Pitt/Jolie are fine entertainers but finer specimens.
I'd like to think what Mr. & Mrs. Smith would've been like with Brian De Palma directing.
I'm really sad about this. She was lovely on film, and lovely in person I'm sure. She and husband Mel Brooks were together 41 years. Everyone remembers her from The Graduate, when she was lethal and oily and smoking and sexual. Equally worthy of note is her compassionate, gentle work in The Miracle Worker, first on Broadway and then the 1962 film version (a Tony and an Oscar were earned; an Emmy followed in 1999 for Deep in My Heart, completing the rare acting triple crown). Click on the title of this entry for a nice Times obit.
"When Mel told his Jewish mother he was marrying an Italian girl, she said: 'Bring her over. I'll be in the kitchen - with my head in the oven.'"

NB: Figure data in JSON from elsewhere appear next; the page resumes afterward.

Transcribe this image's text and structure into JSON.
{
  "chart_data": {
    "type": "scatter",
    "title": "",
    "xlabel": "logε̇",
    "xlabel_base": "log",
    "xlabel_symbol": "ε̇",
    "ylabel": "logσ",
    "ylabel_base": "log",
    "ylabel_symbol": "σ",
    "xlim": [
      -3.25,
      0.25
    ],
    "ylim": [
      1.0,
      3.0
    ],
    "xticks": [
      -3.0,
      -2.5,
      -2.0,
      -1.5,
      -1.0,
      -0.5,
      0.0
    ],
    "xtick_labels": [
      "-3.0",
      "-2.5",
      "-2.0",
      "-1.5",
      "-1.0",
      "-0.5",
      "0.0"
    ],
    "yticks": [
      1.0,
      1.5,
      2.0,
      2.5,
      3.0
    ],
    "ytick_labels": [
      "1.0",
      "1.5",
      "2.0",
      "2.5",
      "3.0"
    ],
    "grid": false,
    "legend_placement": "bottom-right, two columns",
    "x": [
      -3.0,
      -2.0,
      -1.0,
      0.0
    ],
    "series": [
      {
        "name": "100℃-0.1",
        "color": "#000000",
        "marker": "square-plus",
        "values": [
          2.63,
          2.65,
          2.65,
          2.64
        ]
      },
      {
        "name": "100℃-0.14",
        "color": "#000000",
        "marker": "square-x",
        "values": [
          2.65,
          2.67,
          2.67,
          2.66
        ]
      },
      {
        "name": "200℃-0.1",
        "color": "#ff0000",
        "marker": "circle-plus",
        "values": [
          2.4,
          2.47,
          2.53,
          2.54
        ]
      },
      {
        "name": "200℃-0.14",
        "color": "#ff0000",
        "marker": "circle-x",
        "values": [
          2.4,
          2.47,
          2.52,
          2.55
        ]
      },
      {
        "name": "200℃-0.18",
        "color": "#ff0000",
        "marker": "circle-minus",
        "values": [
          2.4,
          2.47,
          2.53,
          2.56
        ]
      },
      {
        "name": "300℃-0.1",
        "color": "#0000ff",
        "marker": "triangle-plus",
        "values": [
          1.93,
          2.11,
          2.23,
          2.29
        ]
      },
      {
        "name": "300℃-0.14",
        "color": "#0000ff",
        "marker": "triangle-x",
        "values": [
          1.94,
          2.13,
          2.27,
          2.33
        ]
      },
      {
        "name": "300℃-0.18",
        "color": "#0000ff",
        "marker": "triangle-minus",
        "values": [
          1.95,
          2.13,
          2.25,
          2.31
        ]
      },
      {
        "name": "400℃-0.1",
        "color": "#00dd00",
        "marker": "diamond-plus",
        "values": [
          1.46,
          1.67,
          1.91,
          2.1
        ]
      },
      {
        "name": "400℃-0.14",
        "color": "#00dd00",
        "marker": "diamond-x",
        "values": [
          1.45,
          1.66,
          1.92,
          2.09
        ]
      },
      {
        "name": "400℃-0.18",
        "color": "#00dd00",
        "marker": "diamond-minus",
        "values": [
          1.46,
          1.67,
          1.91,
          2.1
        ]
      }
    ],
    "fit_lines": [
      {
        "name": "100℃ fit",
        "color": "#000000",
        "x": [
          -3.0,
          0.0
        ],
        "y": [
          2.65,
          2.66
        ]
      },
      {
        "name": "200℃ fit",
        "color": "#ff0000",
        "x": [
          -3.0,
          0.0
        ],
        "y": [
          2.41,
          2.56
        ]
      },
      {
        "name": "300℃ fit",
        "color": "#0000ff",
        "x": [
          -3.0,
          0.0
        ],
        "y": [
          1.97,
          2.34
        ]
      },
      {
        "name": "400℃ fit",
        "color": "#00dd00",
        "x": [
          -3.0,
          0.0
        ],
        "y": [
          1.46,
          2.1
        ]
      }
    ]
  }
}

The Independent has wrestled top-10 lists from prominent directors, including Tarantino, Milos Forman, Sidney Lumet, Catherine Breillat, Gillian Armstrong, Sam Mendes, and Jim Jarmusch. Nothing surprising really. Everyone always likes Citizen Kane and Godard and Fellini and Kurosawa. Happy (and deserving) surprises include Groundhog Day at #5 on Terry Jones' list and Waiting for Guffman at #10 on Tim Robbins' list. Also on Robbins' list -- and no one else's, for shame -- is Network at #8.
My top 10 at the moment?
1. Network(Lumet, 1976) 2. The Apartment (Wilder, 1960) 3. The Third Man (Reed, 1949) 4. Chinatown (Polanski, 1974) 5. Bonnie & Clyde (Penn, 1967) 6. Annie Hall (Allen, 1977) 7. The Piano (Campion, 1993) 8. Alien (Scott, 1979) 9. Young Frankenstein (Brooks, 1974) 10. Mary Poppins (Stevenson, 1964)
Yes, I know. No foreign language films and only two non-American. I've seen my fair share of Truffaut and Godard and Bergman and others. They just don't do it for me. What are your top 10?